As soon as I had the paperwork done, I started exploring the place. Arriving a month early was very convenient because it allowed me to visit the campus so that I was not completely lost when classes started. I was also able to get my precious student card and borrow some books from the library, finally! It made the transition from no longer being a student, to being a student again, much smoother. But even better, I was able to enjoy some of the festivals and events organized in St. John’s in August. There is a lot going on here, like the George Street Festival (live music and performances), the Newfoundland and Labrador Folk Festival, and the historic Royal St. John’s Regatta. I also spent some time at the Rooms, a local museum and did a road trip with some new friends from St. John’s to Corner Brook, on the other side of the island. We went off track on several occasions so that we could enjoy nature and hiked in Gros Morne National Park where we also saw beautiful waterfalls. In a month I got to experience parts of the local culture, the local food, and I got to meet new people, but there is still so much more to discover. Exciting, right?

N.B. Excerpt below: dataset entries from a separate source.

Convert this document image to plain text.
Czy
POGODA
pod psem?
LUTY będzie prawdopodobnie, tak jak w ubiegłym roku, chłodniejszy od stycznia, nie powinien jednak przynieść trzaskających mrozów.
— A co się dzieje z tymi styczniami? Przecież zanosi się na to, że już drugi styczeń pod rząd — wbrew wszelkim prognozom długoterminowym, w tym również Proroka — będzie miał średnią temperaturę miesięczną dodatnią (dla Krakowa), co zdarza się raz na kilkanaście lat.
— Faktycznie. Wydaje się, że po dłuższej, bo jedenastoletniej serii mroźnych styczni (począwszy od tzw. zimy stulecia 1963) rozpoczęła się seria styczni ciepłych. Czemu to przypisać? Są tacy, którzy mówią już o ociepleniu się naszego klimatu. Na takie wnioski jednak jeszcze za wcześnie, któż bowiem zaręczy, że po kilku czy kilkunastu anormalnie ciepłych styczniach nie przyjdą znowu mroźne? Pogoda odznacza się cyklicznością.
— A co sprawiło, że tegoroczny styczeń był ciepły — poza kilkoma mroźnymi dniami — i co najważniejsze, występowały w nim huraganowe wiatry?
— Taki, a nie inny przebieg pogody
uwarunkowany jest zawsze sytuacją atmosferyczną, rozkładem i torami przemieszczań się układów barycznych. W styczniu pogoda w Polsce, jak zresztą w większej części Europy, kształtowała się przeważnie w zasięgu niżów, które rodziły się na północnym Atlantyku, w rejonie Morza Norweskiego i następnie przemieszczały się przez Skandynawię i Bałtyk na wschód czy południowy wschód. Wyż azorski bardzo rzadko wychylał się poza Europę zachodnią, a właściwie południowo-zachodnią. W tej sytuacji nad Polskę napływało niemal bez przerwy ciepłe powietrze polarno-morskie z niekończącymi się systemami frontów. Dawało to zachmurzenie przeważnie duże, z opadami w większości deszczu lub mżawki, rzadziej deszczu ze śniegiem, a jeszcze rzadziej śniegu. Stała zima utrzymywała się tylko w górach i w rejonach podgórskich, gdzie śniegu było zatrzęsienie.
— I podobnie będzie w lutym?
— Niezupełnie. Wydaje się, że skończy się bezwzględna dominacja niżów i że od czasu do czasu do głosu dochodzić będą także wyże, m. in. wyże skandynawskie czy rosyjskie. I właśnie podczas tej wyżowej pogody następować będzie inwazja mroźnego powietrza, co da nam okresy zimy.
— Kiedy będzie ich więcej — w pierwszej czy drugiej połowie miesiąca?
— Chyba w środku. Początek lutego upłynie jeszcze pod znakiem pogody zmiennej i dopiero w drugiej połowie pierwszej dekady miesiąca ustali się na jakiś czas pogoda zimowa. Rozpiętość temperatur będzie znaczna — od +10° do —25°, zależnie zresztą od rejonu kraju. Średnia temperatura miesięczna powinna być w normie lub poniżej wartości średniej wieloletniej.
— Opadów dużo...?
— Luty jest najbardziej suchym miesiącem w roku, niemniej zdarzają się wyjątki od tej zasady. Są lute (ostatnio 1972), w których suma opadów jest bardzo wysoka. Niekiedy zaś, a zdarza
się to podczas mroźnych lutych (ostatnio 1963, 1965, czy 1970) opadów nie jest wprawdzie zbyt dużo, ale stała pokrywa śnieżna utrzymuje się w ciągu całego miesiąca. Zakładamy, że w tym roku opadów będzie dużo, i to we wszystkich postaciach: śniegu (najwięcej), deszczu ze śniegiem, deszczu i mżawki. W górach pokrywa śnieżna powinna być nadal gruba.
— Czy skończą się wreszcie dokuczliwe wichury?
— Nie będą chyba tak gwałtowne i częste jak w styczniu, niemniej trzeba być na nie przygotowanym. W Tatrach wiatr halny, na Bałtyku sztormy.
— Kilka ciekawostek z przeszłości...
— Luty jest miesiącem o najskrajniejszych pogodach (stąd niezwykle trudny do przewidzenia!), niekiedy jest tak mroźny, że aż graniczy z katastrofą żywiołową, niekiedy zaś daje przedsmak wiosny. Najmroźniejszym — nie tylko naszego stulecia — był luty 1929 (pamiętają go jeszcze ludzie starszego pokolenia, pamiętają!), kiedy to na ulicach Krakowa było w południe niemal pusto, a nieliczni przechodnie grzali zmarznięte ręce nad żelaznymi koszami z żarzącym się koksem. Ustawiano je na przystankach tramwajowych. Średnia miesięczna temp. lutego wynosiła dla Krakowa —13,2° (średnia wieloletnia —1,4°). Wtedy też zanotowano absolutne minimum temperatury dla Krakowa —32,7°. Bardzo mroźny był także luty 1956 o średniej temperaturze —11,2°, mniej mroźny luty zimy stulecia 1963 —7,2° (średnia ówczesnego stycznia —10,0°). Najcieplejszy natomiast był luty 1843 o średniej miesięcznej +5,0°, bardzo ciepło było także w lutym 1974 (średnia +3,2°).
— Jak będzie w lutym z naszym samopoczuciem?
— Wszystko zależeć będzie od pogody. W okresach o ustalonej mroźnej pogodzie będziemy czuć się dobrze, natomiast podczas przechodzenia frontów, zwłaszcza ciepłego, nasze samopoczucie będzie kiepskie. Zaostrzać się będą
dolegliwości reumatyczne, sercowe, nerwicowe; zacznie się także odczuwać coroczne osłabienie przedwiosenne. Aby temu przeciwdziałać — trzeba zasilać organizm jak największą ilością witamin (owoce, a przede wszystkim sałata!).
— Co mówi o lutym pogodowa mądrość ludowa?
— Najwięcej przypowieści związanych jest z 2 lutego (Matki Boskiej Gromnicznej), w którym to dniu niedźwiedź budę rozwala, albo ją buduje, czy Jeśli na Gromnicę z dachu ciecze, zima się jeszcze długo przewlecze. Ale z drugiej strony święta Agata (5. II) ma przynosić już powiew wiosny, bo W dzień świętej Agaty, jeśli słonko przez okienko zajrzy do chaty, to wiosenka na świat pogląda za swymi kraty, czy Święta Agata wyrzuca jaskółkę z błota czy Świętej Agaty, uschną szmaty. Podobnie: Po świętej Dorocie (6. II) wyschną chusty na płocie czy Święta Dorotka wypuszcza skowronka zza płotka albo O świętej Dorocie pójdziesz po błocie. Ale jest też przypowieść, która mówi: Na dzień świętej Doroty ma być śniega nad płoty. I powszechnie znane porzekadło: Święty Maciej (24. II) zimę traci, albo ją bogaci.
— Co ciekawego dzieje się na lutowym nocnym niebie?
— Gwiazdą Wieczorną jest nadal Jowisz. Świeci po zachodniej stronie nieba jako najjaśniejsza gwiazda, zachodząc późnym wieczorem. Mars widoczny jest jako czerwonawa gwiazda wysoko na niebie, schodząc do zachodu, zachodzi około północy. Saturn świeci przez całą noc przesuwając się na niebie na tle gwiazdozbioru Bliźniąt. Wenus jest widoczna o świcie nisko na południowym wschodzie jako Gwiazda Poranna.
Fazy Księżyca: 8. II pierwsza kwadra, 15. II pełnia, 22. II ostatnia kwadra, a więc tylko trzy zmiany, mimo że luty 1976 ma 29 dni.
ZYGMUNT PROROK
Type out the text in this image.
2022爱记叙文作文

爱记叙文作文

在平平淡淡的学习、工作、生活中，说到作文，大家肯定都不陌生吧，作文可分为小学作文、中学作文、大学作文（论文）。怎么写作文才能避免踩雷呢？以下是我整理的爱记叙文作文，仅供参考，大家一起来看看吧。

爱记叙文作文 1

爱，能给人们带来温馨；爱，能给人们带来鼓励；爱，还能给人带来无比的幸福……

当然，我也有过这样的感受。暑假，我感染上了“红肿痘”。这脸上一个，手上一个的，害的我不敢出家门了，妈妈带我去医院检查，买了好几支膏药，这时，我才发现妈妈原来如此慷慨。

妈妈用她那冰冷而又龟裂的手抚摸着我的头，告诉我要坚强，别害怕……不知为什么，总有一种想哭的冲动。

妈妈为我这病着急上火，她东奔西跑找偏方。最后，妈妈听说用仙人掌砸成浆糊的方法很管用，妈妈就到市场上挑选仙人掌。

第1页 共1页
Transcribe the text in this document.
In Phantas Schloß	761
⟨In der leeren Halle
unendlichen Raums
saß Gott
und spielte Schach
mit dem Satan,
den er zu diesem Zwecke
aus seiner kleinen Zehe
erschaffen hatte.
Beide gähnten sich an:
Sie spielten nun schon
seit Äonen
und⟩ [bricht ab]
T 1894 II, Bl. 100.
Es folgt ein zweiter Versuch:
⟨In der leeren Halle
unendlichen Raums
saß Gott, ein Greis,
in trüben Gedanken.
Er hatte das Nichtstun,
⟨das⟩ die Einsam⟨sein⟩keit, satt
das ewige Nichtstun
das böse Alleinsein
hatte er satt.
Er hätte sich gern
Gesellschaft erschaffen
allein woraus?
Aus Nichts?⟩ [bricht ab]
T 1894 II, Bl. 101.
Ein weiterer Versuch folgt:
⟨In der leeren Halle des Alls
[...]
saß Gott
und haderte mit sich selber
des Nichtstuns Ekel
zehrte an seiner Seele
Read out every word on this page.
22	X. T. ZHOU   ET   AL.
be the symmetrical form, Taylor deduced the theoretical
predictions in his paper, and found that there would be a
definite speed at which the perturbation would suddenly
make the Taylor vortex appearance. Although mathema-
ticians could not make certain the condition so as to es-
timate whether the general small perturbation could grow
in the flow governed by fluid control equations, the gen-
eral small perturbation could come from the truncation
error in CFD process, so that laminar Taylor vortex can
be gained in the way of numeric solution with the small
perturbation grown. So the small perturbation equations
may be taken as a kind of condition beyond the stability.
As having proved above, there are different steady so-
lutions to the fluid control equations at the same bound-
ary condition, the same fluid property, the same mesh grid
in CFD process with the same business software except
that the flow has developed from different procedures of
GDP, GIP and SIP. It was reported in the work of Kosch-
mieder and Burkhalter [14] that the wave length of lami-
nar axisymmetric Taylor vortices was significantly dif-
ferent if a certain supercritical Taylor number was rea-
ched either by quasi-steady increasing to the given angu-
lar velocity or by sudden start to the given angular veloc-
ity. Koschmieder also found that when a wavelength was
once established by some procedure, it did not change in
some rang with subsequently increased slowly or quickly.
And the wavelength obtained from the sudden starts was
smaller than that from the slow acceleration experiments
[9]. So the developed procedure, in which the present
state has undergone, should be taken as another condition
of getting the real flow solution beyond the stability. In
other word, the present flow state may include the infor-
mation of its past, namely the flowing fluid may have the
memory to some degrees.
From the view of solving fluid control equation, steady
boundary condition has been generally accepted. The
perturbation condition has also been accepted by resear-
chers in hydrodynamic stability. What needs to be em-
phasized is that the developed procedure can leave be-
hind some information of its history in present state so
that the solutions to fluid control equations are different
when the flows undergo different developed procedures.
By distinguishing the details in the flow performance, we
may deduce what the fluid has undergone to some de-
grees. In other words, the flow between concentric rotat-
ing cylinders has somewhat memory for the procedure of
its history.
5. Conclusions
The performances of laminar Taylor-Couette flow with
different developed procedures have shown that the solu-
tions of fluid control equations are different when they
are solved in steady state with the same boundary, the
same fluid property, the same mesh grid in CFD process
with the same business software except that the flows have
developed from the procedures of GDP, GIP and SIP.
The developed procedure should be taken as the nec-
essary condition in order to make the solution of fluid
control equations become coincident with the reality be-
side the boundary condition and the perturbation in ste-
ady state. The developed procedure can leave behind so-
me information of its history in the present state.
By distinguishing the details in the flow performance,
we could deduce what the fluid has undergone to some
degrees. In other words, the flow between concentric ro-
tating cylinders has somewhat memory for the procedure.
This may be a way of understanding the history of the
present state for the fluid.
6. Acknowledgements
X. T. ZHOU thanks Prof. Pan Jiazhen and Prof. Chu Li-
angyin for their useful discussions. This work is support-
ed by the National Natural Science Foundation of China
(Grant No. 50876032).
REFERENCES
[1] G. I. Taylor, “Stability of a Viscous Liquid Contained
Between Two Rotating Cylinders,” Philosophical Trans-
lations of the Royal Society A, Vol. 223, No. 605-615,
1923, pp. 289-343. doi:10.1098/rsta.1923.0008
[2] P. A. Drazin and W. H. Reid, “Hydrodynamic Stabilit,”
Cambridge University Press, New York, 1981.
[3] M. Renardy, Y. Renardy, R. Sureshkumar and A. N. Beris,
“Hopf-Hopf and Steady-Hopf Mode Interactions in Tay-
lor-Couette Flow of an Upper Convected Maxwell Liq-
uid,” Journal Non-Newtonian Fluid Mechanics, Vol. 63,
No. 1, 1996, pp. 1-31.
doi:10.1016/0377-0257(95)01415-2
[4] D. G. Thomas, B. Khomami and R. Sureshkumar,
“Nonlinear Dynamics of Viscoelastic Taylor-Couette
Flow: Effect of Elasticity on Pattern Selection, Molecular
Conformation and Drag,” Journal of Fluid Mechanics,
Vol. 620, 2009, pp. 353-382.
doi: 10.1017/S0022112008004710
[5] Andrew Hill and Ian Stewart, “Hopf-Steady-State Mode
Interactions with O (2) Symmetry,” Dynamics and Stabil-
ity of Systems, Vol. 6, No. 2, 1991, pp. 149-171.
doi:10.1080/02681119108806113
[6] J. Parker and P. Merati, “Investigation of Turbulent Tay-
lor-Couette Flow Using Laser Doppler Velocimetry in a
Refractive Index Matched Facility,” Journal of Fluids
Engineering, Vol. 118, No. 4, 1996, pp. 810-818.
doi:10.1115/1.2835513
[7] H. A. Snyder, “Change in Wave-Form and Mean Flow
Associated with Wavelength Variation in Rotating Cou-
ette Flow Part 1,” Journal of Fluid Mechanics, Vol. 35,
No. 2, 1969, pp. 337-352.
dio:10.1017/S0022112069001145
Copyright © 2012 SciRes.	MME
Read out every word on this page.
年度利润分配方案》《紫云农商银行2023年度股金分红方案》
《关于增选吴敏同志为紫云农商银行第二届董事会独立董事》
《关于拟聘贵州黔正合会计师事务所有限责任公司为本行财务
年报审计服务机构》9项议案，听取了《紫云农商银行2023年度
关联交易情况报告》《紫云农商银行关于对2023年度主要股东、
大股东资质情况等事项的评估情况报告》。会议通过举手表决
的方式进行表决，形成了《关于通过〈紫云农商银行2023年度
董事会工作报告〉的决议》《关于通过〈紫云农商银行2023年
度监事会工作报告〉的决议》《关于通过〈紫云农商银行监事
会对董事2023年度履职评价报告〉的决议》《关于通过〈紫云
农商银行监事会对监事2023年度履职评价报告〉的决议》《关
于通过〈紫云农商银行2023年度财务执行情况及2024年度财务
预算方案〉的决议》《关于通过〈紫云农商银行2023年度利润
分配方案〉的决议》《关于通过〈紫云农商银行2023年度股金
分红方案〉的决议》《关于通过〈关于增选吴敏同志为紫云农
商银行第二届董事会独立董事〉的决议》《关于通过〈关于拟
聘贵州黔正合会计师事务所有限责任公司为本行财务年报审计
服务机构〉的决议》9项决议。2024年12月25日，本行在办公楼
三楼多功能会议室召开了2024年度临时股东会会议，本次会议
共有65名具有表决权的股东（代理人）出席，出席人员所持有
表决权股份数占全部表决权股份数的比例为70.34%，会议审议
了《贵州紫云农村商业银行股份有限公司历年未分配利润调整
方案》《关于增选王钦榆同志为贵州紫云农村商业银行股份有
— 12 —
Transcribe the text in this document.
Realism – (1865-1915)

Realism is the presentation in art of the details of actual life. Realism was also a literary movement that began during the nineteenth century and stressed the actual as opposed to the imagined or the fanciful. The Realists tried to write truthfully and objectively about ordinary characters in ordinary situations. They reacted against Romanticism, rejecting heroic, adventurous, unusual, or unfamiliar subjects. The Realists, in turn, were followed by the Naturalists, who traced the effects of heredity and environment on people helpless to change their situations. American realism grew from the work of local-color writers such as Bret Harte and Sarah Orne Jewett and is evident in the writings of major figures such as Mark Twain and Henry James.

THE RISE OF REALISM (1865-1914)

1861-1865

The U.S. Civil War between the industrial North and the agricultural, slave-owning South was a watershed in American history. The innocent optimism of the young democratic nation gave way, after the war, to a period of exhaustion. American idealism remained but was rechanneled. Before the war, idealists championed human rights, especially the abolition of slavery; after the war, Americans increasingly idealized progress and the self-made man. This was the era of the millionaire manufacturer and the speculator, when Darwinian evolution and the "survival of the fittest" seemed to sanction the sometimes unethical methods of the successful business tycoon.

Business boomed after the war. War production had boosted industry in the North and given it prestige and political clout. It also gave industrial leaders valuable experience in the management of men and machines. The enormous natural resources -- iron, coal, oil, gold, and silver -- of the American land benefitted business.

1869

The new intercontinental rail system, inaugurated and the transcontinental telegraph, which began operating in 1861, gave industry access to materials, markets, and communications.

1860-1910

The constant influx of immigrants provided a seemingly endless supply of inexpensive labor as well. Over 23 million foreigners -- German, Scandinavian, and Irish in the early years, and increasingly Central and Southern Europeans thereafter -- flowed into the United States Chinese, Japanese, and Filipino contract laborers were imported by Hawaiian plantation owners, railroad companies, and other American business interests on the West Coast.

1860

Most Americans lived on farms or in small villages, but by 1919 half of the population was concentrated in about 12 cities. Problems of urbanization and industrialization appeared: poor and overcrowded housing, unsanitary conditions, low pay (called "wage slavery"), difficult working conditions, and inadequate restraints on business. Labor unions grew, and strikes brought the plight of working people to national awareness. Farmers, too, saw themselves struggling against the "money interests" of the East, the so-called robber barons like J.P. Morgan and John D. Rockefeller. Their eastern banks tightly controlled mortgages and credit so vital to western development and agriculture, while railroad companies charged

Classes have started now. The English department was very welcoming and it is not a problem that English is not my first language, I can understand and communicate, and it is all that matters. Since I have been here, I have already learned so much, in terms of the program content, of course, but also about me, the way I think, and how one builds knowledge. Studying abroad is great in the sense that it forces you to move away from your comfort zone and be exposed to different ideas, and in the process you self-reflect on your experience. It makes you grow as a scholar, but also as a person. I am looking forward learning and growing more during my time at MUN.